Later in the session, BTC bounced back above $117,000, still 0.8% down through the day and trading at the lower end of its three-week tight range. Ether (ETH) slid as much as 3%, then recovered to $3,750, modestly lower (-0.6%) over the past 24 hours.
Altcoins posted steeper declines first, but quickly rebounded. Solana’s SOL (SOL), Avalanche’s AVAX (AVAX) and Hyperliquid’s HYPE tokens were down 4%-5% before paring losses, while BONK and PENGU plunged 10% each before bouncing back.
A check on the traditional market saw Meta (META) and Microsoft (MSFT) posting strong quarterly earnings, lifting the stocks 10% and 6% higher, respectively, after regular trading hours.
"The market is increasingly starting to think the Fed may be behind the curve," Matt Mena, analyst at digital asset issuer 21Shares, said in a market note.

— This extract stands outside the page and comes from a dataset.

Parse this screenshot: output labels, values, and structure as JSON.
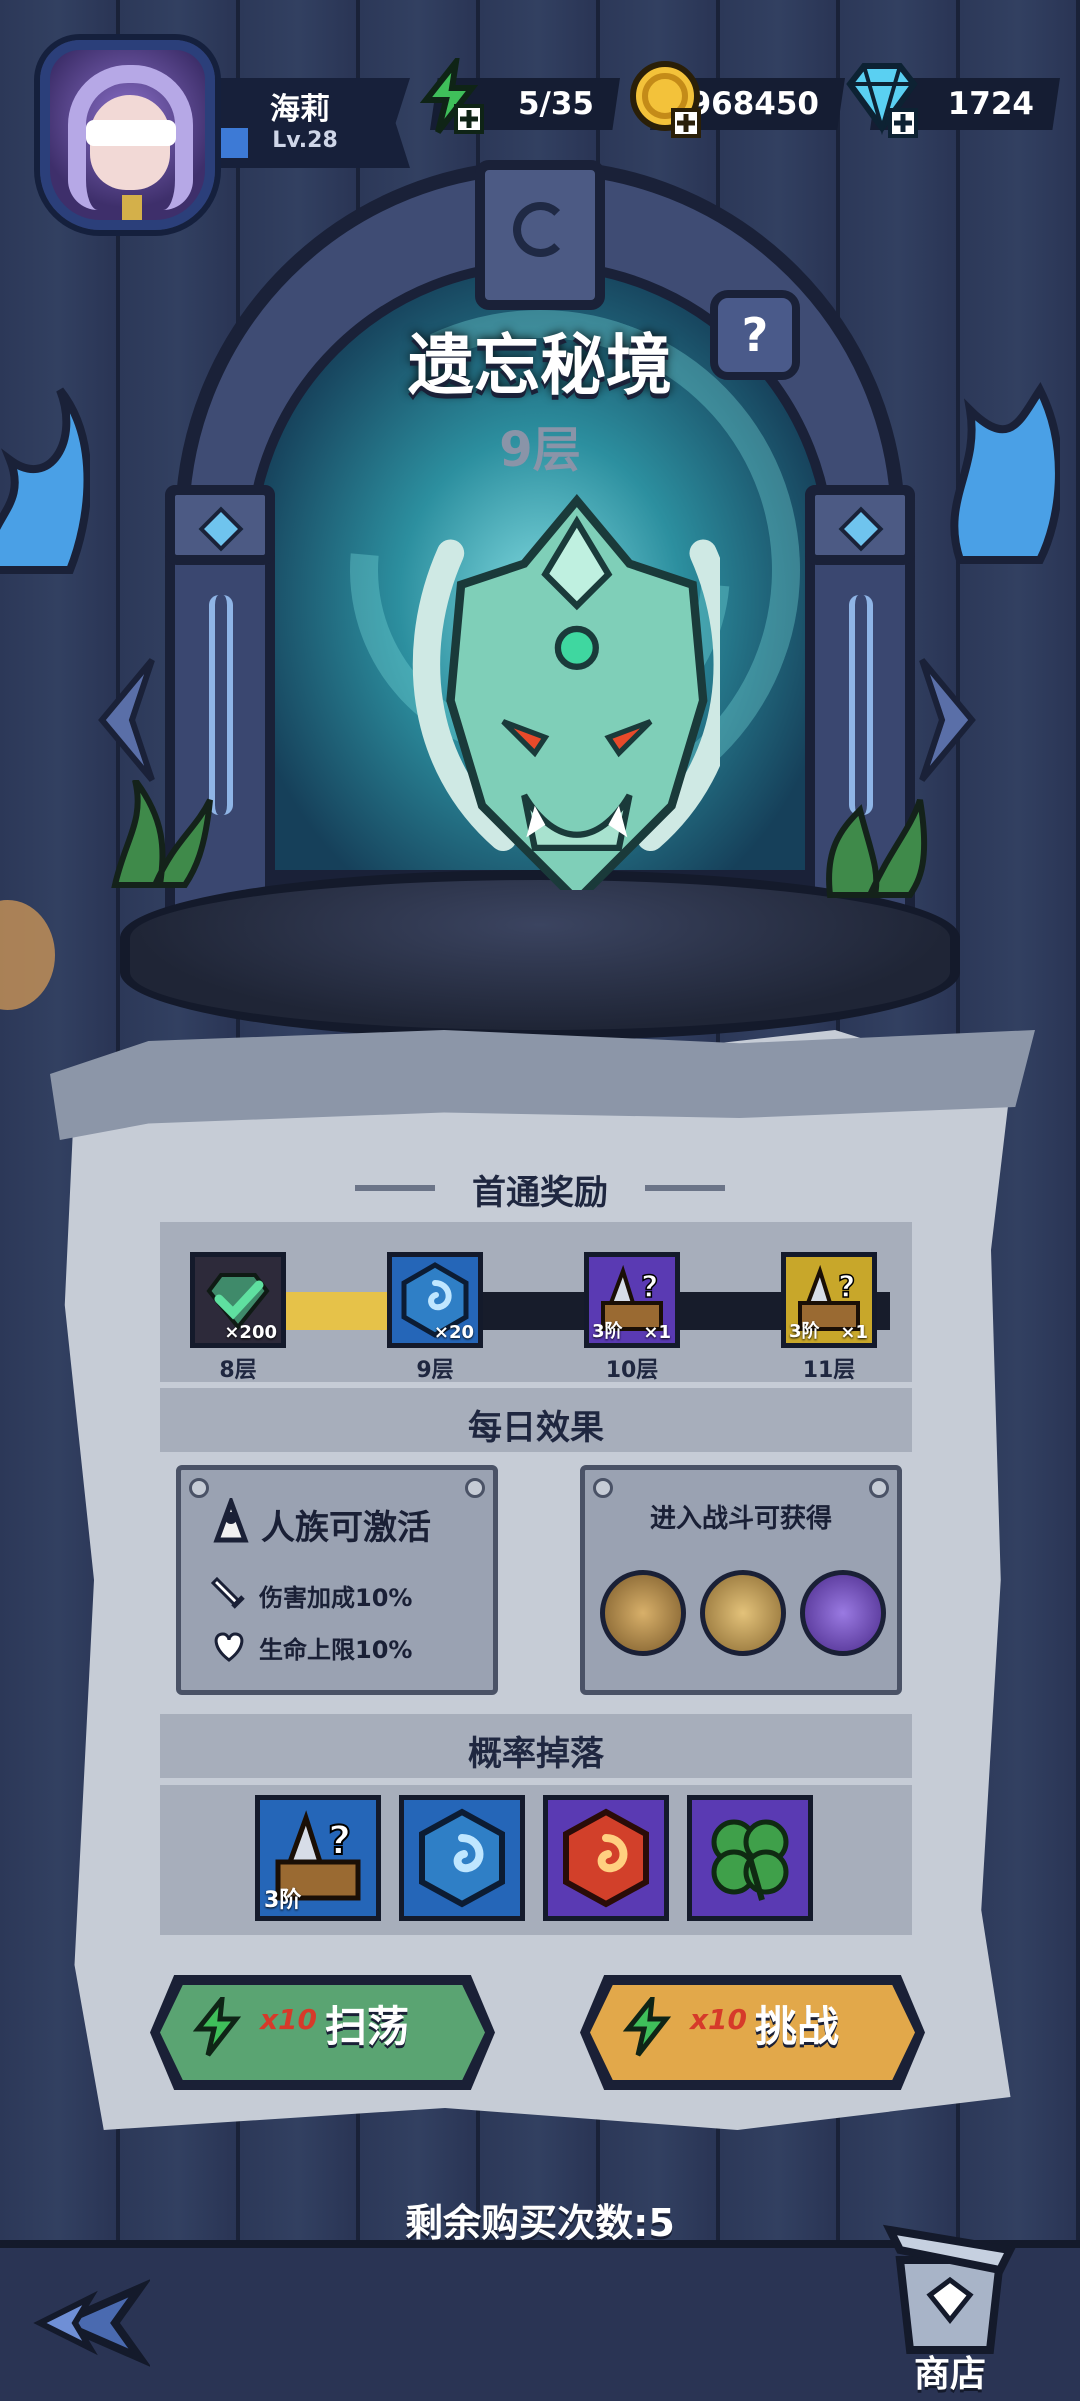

"Last week’s PCE print marked the second soft reading in a row, and consumer spending is weakening," he wrote. "With unemployment edging higher and real yields still restrictive, maintaining such tight policy risks overtightening into a broader slowdown."
The current setup is reminiscent of the last quarter of 2023, Mena said, with "softening inflation, rising political volatility, and a Fed constrained by lagging indicators."
He said "the stage is set" for the Fed to pivot to lower rates, which could drive BTC to $150,000 by year-end.